The Myth of Having It All: The Cost to Our Well-Being When We Chase Perfection

Adult human female anatomy diagram chartAt home insemination

August 23, 2017

Photo by SanyaSM / iStock

One of the most valuable pieces of advice I received as a new mom came from a colleague shortly after I returned from maternity leave following the birth of my twins. “You’re always going to have to make sacrifices,” she said. “You can’t give 100% to your family, friends, work, or anything else. Aim to be okay with giving, say, 75% to each.”

This insight hit home because it highlighted a truth many mothers grapple with: the pursuit of “having it all” is a futile endeavor. You can put in all your effort, but inevitably, something will falter. Something will be neglected. Something will start clamoring for your attention. For me, that something was my health.

The concept of “having it all” varies for everyone, which is one reason it remains an unattainable goal. My own idea was shaped by traditional standards that have long influenced women. It meant always appearing polished, maintaining a stylish and spotless home, raising well-behaved children, and excelling in a demanding career.

After my twins arrived, I attempted to revert to my pre-baby perfectionist lifestyle. Well-meaning friends advised me to seize nap times for rest, but my mind has always been too active for that. While the babies napped, I tackled the never-ending chores: washing bottles, managing laundry, and scrubbing countertops. Once they were awake and fed, I took them on long walks, getting fresh air for them and a bit of exercise for myself—a win-win, or so I thought.

Except it wasn’t.

Two months postpartum, I hit a wall. While prepping bottles, a wave of nausea and dizziness washed over me, accompanied by a surge of panic. The room swirled, and my legs felt like jelly. Thus began a new chapter of my life, marked by anxiety and physical symptoms that led me to believe something was seriously wrong with my heart or brain.

Having battled generalized anxiety disorder and panic attacks for most of my life, I had previously found relief through therapy and self-education. Yet, the symptoms I experienced after becoming a mother were reminiscent of the past—only now they were amplified.

Despite these signs, I pressed on. I returned to work, waking at 5 a.m. to be in the office by 7:30 a.m., juggling pumping sessions and working through lunch. After clocking out at 4:30 p.m., I’d shift into “mommy mode” for the next several hours, often collapsing into bed by nightfall.

After several near-fainting episodes during meetings and, more alarmingly, while caring for my children, I recognized the need to consult a doctor and make significant lifestyle changes.

Eight months, five doctors, two MRIs, one CT scan, 30 days of wearing a heart monitor, and numerous other tests later, I finally received the relief of knowing I was physically healthy. Now, my focus is on maintaining that health.

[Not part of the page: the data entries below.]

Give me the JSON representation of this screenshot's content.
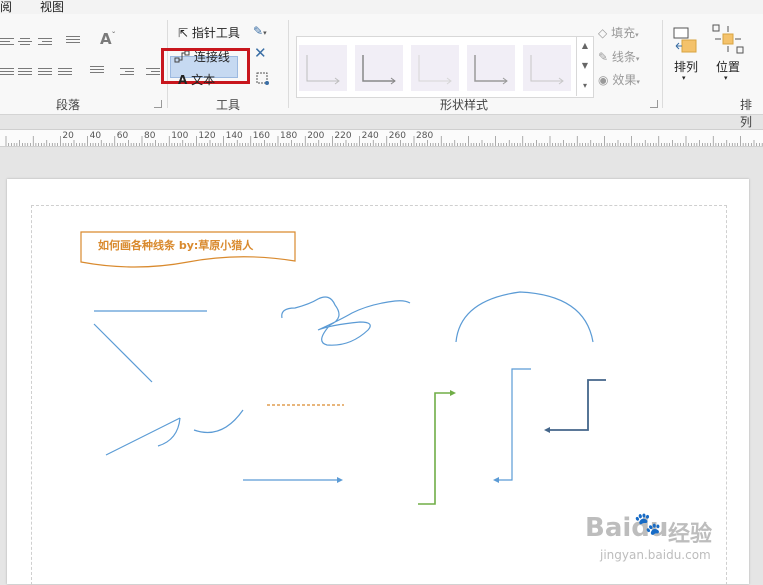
{
  "menubar": {
    "item_view": "视图",
    "item_partial": "阅"
  },
  "ribbon": {
    "groups": {
      "paragraph": "段落",
      "tools": "工具",
      "shape_styles": "形状样式",
      "arrange_partial": "排列"
    },
    "tools": {
      "pointer": "指针工具",
      "connector": "连接线",
      "text": "文本"
    },
    "format": {
      "fill": "填充",
      "line": "线条",
      "effect": "效果"
    },
    "arrange": {
      "arrange": "排列",
      "position": "位置"
    }
  },
  "ruler": {
    "labels": [
      "20",
      "40",
      "60",
      "80",
      "100",
      "120",
      "140",
      "160",
      "180",
      "200",
      "220",
      "240",
      "260",
      "280"
    ]
  },
  "canvas": {
    "title": "如何画各种线条    by:草原小猎人"
  },
  "watermark": {
    "brand": "Baidu",
    "brand_cn": "经验",
    "url": "jingyan.baidu.com"
  },
  "colors": {
    "highlight": "#c8161d",
    "line_blue": "#5b9bd5",
    "line_green": "#70ad47",
    "line_darkblue": "#44668a",
    "line_orange": "#d98a2e"
  }
}
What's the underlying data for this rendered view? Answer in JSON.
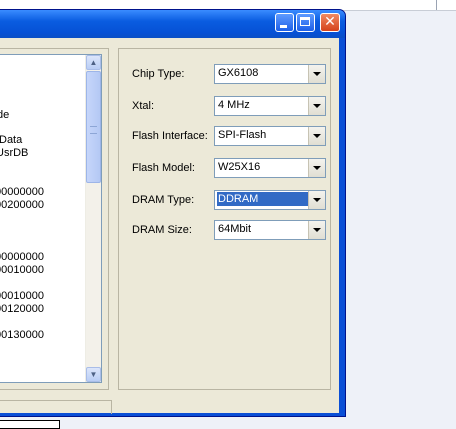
{
  "window": {
    "buttons": {
      "minimize": "minimize",
      "maximize": "maximize",
      "close": "close"
    }
  },
  "list": {
    "lines": [
      "de",
      "Data",
      "UsrDB",
      "00000000",
      "00200000",
      "00000000",
      "00010000",
      "00010000",
      "00120000",
      "00130000"
    ]
  },
  "settings": {
    "chip_type": {
      "label": "Chip Type:",
      "value": "GX6108"
    },
    "xtal": {
      "label": "Xtal:",
      "value": "4 MHz"
    },
    "flash_interface": {
      "label": "Flash Interface:",
      "value": "SPI-Flash"
    },
    "flash_model": {
      "label": "Flash Model:",
      "value": "W25X16"
    },
    "dram_type": {
      "label": "DRAM Type:",
      "value": "DDRAM"
    },
    "dram_size": {
      "label": "DRAM Size:",
      "value": "64Mbit"
    }
  },
  "colors": {
    "titlebar": "#0a5ce0",
    "dialog_bg": "#ece9d8",
    "selection": "#316ac5",
    "close_button": "#d5431c"
  },
  "icons": [
    "minimize-icon",
    "maximize-icon",
    "close-icon",
    "scroll-up-icon",
    "scroll-down-icon",
    "dropdown-arrow-icon"
  ]
}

I’ve started seeing a therapist, enforcing lunch breaks, and squeezing in yoga sessions when I can. Writing again has helped me reconnect with my former self. I’m also praying more often and, most importantly, allowing myself to take a breather.

I’ve shifted my focus to celebrating small victories at home and work, taking time to acknowledge my efforts in navigating challenging parenting moments. I find humor in the chaos of cranky, sleepless babies and am cultivating an appreciation for the messiness of life that makes it so vibrant.

Ultimately, I’ve come to realize that I don’t actually want it all. I don’t need perfectly behaved children. Of course, I hope for respectful kids, but I also want them to be assertive, to voice their concerns, and to be fiercely curious. While picture-perfect homes are appealing, they require extensive upkeep. I’d prefer to invest my time and money in creating wonderful memories instead.

Anxiety still lingers, but I trust it will continue to diminish. When someone calls me a “super mom” or comments on how “together” I seem, I take it as a cue to reassess my own expectations. I pause to ensure I’m not overextending myself.

My hope is that one day, we moms will stop feeling pressured to “have it all.” If we encounter someone who seems to have it all together, let’s dig a little deeper to ensure she’s truly okay, that she isn’t exhausting herself in pursuit of an impossible standard. Let’s remind her that she already possesses everything she needs.

For more on empowering your journey to parenthood, check out these insights. If you’re looking to boost your fertility, explore this guide. For further information on pregnancy and home insemination, this resource is excellent.

Summary

The pursuit of “having it all” is a challenging and often detrimental goal for mothers. It leads to sacrifices in health and well-being. This article explores the author’s journey through anxiety and the realization that embracing imperfection and focusing on what truly matters—like nurturing bold, curious children and creating lasting memories—is more fulfilling than striving for an impossible ideal.